On s'enfonce, on s'enfonce...

244. Le vendredi 17 juillet 2009 à 00:39 par Gilbert

Pourquoi les diffuseurs de disques CD ou DVD ne protègent-ils pas mieux leurs supports?
Je suis persuadé qu'avec un peu de technologie ils parviendraient à les verrouiller efficacement contre la copie illicite.
Et de considérer qu'un diffuseur qui ne protège pas (ou mal) ses supports n'a pas lieu de se plaindre...

Simple, non?

245. Le vendredi 17 juillet 2009 à 01:15 par padawan

@Gilbert (246) : ils ont déjà essayé, ça ne tient la route ni techniquement (facile à contourner) ni commercialement (ça emmerde les clients qui payent sans gêner les pirates).

Exemple : vous achetez un CD et vous vous rendez compte qu'il est impossible de le lire dans le lecteur autoradio-CD de votre voiture. Pourquoi ? Parce que l'éditeur en a décidé ainsi. Simple, non ?

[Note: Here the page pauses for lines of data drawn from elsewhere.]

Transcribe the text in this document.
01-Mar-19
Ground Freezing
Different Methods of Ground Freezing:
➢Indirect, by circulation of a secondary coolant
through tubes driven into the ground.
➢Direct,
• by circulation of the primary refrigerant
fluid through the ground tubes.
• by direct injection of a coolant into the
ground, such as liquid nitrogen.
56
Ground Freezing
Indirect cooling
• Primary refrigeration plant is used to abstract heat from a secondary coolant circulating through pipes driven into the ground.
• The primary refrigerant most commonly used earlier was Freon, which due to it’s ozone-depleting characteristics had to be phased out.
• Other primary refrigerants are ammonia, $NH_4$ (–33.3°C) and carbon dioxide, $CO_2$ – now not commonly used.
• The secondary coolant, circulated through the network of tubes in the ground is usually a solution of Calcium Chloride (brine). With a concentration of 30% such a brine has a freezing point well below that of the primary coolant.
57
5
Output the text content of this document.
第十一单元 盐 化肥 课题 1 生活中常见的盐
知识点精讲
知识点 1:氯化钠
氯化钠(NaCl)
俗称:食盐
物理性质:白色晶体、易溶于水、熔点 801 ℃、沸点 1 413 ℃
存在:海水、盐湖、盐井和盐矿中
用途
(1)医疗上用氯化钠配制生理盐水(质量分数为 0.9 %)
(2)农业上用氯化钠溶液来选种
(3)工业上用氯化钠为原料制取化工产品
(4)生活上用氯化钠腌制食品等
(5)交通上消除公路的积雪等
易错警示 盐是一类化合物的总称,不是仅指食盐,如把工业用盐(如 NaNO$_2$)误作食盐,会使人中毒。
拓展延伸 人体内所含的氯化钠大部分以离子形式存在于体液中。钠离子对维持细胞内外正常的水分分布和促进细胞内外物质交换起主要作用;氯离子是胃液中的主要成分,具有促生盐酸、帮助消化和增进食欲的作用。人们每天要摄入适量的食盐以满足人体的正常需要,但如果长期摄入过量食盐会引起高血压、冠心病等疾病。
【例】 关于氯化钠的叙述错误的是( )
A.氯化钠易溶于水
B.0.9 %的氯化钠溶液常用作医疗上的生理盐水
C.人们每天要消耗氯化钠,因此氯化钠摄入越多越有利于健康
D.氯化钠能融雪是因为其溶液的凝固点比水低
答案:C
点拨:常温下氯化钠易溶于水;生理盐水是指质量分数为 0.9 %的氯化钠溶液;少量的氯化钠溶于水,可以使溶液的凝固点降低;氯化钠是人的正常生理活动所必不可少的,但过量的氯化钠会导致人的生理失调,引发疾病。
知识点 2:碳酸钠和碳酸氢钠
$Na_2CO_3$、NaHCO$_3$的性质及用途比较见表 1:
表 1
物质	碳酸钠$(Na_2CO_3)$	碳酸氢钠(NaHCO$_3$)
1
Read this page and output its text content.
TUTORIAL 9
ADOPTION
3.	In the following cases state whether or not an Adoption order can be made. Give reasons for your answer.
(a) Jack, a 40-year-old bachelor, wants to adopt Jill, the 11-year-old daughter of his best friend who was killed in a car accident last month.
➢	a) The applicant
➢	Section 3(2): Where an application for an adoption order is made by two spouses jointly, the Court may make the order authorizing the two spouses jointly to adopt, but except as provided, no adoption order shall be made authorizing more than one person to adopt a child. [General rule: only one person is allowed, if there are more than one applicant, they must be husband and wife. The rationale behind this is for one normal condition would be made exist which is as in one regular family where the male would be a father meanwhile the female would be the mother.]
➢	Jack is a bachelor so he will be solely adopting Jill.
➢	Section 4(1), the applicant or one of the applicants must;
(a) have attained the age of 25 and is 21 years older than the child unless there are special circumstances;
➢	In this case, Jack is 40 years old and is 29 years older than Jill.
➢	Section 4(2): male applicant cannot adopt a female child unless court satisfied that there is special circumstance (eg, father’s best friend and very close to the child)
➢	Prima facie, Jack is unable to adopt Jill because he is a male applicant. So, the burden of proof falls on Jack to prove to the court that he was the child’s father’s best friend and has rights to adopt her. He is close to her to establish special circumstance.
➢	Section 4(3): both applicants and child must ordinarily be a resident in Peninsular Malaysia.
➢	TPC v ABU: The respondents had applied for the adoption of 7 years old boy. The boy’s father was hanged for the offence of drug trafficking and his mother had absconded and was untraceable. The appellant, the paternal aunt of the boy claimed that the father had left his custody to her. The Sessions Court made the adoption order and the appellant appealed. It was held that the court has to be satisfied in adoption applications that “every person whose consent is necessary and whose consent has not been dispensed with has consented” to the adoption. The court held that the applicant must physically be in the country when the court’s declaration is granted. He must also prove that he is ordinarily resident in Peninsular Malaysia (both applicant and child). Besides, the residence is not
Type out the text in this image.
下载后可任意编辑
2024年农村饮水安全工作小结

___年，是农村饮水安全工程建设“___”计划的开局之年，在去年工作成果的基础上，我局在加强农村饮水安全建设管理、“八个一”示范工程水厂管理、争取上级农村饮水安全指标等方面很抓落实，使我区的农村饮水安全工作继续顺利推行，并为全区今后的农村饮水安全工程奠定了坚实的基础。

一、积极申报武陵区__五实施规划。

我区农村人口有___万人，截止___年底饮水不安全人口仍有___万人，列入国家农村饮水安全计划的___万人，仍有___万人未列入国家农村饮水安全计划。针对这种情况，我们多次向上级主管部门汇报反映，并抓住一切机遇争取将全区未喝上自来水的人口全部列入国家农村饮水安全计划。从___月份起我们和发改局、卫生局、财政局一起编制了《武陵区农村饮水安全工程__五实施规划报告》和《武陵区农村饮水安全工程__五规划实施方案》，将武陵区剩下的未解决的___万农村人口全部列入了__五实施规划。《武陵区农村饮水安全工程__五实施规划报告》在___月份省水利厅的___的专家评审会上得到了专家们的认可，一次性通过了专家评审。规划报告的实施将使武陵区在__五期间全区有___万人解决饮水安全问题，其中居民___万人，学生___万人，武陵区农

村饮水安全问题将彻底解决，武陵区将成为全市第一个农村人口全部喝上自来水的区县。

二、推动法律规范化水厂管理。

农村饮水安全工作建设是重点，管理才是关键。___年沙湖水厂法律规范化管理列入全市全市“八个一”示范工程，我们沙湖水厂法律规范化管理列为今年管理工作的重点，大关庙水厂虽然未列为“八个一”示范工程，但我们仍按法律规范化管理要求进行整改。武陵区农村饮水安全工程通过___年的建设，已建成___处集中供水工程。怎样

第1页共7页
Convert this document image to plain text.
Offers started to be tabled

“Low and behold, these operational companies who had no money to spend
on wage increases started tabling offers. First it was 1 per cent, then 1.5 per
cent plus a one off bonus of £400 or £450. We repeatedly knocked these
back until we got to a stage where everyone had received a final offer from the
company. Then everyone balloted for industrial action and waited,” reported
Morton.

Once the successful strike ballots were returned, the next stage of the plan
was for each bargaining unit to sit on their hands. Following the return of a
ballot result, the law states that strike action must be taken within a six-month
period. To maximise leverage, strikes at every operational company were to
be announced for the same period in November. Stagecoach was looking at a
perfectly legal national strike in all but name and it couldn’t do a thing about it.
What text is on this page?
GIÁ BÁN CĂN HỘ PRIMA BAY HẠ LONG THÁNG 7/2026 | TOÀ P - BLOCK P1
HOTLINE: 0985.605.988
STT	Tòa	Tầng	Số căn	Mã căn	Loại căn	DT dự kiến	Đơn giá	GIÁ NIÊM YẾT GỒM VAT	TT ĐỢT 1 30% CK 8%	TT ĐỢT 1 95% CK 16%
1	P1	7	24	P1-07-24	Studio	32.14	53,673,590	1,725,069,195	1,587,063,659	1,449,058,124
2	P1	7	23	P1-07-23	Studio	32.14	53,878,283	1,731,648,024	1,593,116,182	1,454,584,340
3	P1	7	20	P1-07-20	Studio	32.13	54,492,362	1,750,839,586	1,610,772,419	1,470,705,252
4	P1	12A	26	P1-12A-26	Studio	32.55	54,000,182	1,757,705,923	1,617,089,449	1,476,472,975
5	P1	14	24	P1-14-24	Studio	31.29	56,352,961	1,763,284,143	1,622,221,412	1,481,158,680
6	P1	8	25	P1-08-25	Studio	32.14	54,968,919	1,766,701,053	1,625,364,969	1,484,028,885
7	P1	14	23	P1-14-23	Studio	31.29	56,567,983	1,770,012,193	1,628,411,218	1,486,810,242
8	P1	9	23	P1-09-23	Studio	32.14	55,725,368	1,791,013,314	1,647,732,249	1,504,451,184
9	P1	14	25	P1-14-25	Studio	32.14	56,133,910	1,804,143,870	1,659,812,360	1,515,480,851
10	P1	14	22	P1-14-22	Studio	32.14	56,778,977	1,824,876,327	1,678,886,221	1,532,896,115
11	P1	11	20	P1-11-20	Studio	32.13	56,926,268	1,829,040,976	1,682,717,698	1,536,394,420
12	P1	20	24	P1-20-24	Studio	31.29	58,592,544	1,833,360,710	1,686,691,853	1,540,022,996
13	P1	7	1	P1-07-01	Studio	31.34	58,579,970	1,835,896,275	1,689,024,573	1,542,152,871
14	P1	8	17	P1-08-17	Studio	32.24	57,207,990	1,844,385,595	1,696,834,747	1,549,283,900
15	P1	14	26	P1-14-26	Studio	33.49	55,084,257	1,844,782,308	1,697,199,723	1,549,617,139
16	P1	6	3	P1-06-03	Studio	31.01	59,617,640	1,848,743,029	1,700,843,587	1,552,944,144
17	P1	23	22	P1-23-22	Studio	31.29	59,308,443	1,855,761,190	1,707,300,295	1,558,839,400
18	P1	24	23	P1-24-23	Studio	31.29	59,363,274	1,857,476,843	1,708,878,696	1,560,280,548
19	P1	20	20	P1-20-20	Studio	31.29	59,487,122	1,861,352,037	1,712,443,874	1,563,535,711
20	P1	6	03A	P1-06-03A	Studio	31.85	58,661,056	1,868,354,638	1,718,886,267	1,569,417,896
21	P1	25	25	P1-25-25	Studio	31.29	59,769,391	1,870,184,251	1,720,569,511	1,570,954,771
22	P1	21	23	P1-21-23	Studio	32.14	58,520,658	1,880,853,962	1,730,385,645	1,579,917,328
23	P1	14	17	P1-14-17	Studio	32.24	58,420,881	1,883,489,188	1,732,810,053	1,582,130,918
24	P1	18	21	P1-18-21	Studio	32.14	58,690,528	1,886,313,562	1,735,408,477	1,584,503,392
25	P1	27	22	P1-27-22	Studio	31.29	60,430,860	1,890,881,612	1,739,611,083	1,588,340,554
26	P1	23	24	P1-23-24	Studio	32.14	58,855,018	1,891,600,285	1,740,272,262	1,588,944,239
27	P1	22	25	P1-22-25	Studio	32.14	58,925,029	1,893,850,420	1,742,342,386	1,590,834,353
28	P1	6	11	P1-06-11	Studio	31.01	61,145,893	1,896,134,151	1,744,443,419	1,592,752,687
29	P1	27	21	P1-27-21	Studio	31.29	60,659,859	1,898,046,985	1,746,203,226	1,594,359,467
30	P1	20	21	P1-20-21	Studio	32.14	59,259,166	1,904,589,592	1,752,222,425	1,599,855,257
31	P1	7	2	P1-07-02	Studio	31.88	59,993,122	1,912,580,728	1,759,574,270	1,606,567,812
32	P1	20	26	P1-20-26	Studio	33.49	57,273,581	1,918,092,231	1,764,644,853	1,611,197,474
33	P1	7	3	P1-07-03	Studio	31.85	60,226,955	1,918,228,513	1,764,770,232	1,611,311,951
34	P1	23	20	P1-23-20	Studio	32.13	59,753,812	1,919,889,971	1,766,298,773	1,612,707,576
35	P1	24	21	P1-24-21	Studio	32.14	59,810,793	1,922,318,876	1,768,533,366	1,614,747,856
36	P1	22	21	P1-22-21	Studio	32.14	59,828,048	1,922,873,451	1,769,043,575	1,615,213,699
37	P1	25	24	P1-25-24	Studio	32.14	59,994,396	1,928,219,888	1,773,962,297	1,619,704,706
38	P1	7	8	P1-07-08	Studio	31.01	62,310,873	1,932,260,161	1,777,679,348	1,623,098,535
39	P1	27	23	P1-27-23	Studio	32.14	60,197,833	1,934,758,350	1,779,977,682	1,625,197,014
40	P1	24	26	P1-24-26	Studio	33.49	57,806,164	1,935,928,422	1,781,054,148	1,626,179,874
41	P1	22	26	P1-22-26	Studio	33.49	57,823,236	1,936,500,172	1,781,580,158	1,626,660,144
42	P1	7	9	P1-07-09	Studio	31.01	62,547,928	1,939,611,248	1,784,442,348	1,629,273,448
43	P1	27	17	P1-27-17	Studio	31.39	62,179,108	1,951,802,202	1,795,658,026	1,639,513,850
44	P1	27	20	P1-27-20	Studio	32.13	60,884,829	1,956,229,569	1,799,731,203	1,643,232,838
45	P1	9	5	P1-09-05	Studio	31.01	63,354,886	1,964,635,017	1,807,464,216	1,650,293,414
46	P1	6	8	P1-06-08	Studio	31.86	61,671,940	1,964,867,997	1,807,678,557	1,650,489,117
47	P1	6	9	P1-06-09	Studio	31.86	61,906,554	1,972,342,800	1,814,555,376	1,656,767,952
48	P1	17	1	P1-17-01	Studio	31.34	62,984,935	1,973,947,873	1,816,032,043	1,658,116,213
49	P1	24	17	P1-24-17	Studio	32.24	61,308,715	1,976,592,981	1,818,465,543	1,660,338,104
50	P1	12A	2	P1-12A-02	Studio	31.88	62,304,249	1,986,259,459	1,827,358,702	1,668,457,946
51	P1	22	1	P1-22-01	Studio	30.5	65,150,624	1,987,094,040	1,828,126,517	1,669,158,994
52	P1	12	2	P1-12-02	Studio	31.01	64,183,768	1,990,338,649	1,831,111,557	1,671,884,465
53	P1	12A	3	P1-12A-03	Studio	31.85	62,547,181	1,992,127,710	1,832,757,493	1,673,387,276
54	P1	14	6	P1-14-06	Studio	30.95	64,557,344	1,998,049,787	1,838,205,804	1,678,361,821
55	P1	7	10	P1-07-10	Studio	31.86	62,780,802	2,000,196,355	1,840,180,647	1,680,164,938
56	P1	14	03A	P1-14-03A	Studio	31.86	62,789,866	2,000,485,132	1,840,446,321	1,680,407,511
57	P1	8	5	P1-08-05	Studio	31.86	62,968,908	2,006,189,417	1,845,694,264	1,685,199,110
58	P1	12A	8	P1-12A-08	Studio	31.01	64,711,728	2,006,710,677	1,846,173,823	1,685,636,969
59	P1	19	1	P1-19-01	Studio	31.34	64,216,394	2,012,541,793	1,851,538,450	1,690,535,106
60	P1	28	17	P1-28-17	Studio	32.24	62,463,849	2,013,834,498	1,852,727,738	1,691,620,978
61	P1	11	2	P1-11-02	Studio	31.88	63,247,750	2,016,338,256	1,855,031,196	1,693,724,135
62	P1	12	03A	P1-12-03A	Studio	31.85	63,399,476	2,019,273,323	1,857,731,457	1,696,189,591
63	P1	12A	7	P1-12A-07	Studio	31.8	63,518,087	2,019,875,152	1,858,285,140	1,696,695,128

246. Le lundi 20 juillet 2009 à 23:43 par Bruno

Bonsoir,

Je me permets de revenir sur votre comparaison avec les contraventions routières :

”(…)soit faire opposition dans un délai de 15 jours auquel cas le condamné est convoqué à une audience, au cours de laquelle le juge réduit à néant l’ordonnance pénale (c’est obligatoire) et rejuge l’affaire. Avec à la clef une peine plus forte si la culpabilité est établie(…)”

VRAI pour une peine plus forte, mais FAUX pour la convocation à une audience. Désormais dans ce type d’affaire, le condamné qui souhaite rencontrer la justice pour s’expliquer, retombe le plus souvent, comble de l’absurdité, à la case départ; celle du prévenu non prévenu.

Eolas:
Article 495-3 du CPP :Le prévenu est informé qu’il dispose d’un délai de quarante-cinq jours à compter de cette notification pour former opposition à l’ordonnance et que cette opposition permettra que l’affaire fasse l’objet d’un débat contradictoire et public devant le tribunal correctionnel, au cours duquel il pourra être assisté par un avocat, dont il pourra demander la commission d’office. Le prévenu est également informé que le tribunal correctionnel, s’il l’estime coupable des faits qui lui sont reprochés, aura la possibilité de prononcer contre lui une peine d’emprisonnement si celle-ci est encourue pour le délit ayant fait l’objet de l’ordonnance.

Merci de garder vos vrai et vos faux en majuscule, écririez-vous en gothique que je saurais toujours ce que je dis.